Voilà deux ans, mon ami Jalal, plus connu comme Ba Jalloul,
m’a aidé à me faire une religion sur la politique lors de l’avènement d’un
nouveau gouvernement. La cinquantaine bien conservée, la mise soignée, un
chapeau noir sur des cheveux cendrés, flanqué de deux pékinoises, il puise ses convictions
dans la vraie vie et se nourrit du bon sens populaire. Il m’avait dit à
l’époque que le pays irait mieux. Le Premier ministre avait les coudées
franches pour former son équipe. Ces gars-là n’ont pas l’expérience du pouvoir
mais, avait-il ajouté, ils ont des idées, et surtout la volonté !
Depuis, les
sujets d’inquiétude ont continué à s’amonceler : économie, enseignement,
santé, pouvoir d’achat, pauvreté, chômage des jeunes, etc. Maigre consolation,
ce n’est pas mieux ailleurs.

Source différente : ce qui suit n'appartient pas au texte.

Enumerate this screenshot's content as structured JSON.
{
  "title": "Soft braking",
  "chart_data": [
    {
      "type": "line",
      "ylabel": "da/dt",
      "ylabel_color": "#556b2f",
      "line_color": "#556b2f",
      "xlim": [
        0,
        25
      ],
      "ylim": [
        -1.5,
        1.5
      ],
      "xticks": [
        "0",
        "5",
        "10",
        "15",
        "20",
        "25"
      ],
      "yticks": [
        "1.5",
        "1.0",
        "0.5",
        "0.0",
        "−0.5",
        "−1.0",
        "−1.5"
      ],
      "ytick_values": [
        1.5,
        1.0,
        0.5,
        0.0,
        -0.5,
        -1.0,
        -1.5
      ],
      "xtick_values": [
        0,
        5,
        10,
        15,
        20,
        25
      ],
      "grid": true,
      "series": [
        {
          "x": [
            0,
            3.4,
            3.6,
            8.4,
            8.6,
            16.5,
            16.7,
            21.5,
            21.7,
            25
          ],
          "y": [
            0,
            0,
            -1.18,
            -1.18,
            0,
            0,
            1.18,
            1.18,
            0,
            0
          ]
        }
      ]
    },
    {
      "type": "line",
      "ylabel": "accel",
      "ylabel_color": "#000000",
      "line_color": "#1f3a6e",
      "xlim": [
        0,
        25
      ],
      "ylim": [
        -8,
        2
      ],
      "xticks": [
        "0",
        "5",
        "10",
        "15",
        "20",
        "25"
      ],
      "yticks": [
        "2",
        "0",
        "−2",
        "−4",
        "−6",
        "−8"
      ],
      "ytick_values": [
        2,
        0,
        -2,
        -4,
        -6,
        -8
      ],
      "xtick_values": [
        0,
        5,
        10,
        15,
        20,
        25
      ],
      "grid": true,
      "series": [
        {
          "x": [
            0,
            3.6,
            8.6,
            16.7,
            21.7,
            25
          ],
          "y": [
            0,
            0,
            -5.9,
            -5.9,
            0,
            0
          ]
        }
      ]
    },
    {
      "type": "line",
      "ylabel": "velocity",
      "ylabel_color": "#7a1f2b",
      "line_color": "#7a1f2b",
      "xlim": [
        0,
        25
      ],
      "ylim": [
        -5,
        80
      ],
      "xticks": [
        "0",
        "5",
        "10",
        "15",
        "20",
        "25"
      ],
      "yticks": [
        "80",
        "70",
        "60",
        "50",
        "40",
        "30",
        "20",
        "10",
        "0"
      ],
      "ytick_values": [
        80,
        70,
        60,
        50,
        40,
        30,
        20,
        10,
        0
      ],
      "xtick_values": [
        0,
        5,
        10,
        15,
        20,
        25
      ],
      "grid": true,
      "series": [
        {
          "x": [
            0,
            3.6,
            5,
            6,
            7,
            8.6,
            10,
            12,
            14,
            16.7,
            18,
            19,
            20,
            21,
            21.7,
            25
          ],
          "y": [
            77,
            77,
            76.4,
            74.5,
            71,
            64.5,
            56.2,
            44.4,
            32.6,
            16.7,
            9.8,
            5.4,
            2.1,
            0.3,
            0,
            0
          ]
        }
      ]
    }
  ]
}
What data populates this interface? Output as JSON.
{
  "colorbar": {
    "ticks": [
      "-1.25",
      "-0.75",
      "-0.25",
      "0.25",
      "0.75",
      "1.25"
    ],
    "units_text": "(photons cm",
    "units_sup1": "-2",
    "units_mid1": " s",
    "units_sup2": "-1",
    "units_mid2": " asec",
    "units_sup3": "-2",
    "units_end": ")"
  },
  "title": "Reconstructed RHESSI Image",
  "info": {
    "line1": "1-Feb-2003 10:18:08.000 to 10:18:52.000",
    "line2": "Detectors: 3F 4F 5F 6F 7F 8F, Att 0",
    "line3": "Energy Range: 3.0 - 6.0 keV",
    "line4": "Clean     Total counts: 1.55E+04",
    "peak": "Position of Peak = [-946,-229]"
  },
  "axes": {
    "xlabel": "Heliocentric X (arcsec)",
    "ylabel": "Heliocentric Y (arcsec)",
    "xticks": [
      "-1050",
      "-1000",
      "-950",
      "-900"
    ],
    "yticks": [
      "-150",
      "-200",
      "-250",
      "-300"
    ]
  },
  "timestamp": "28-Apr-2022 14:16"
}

Nul pays n’y échappe. Mais qu’importe, j’ai besoin
de comprendre ce qui se passe dernièrement en politique. Ba Jalloul
m’aidera sûrement à y voir plus clair une fois de plus. Je le rejoins à son café habituel. Par chance, il est seul, au milieu de ses journaux. Je me dépêche de m’asseoir près de lui,
décidé à profiter de ce moment rare.
– Dis-moi
Ba Jalloul, la politique, c’est quoi en deux mots, lui demandé-je tout de go.
– Tu veux t’y
lancer ? me demande-t-il.
– J’en ai
l’air ? Je cherche seulement à comprendre la logique qui anime ce monde particulier.
Il prend
une longue inspiration, pose son journal, me regarde longuement, puis
dit :
– « La
politique est le seul métier qui se passe d’apprentissage, sans doute parce que
les fautes en sont supportées par d’autres que par ceux qui les ont commises ».
– On dirait
une citation. Elle est de toi ?
– C’est
effectivement une citation ! Elle est d’Achille Tournier.
– Qui
c’est ?
– Un
écrivain français du 19ème siècle. Regarde, chez nous chaque
élection a suscité des espoirs, surtout lorsqu’elles amenaient des hommes
nouveaux. Ne voyant pas de changement, les citoyens se sont progressivement désintéressés
de la politique. Surtout lorsqu’ils voient de nombreuses têtes toujours là,
malgré leurs échecs successifs.
Je ne
réagis pas. Je suis resté sur ma faim. Comme s’il avait deviné ma pensée, il
poursuit :
– Écoute, prends
une société commerciale, elle a besoin de recruter du personnel pour tourner. En politique pareil. On recrute des édiles
pour gérer nos villes, des députés pour légiférer, des ministres pour gouverner
le pays. La différence, l’erreur de casting d’une société engage ses
actionnaires. Si elle fait faillite, ils en sont pour leur argent. Pour un
pays, l’enjeu c’est le destin de la nation, le bien-être des citoyens, l’avenir
des générations futures. Pourtant, en cas d’erreur, on ne sanctionne
personne ! Les fautes sont supportées par d’autres que par leurs
auteurs.
– Si j’ai
bien compris, il faut exiger un diplôme de Sciences Po de tout candidat
politique ?
– Ne déforme
pas mes propos, rétorque Ba Jalloul. Tu t’imagines bien que c’est plus complexe
que ça ! J’ai forcé le trait pour être bref. Ceci dit, l’histoire regorge d’hommes
sans formation qui ont fait évoluer leur monde. N’empêche, il faut être exigeant
à l’égard de nos politiques.
– Tout à
fait d’accord. Les compétences sont le premier mot. Mais… admettons qu’on puisse
les acquérir dans les universités, quoique je ne vois pas le pays gouverné
uniquement par des énarques. Mais les valeurs, où et comment les
acquérir ? Tu ne penses pas que c’est le deuxième mot ?
Ba Jalloul reste
coi. Il replonge dans ses journaux et se désintéresse de la conversation.
Mais
pourquoi donc mes entretiens avec Ba Jalloul me laissent toujours plus perplexe
qu’avant… avec une tonne de questions supplémentaires… et une migraine en plus ?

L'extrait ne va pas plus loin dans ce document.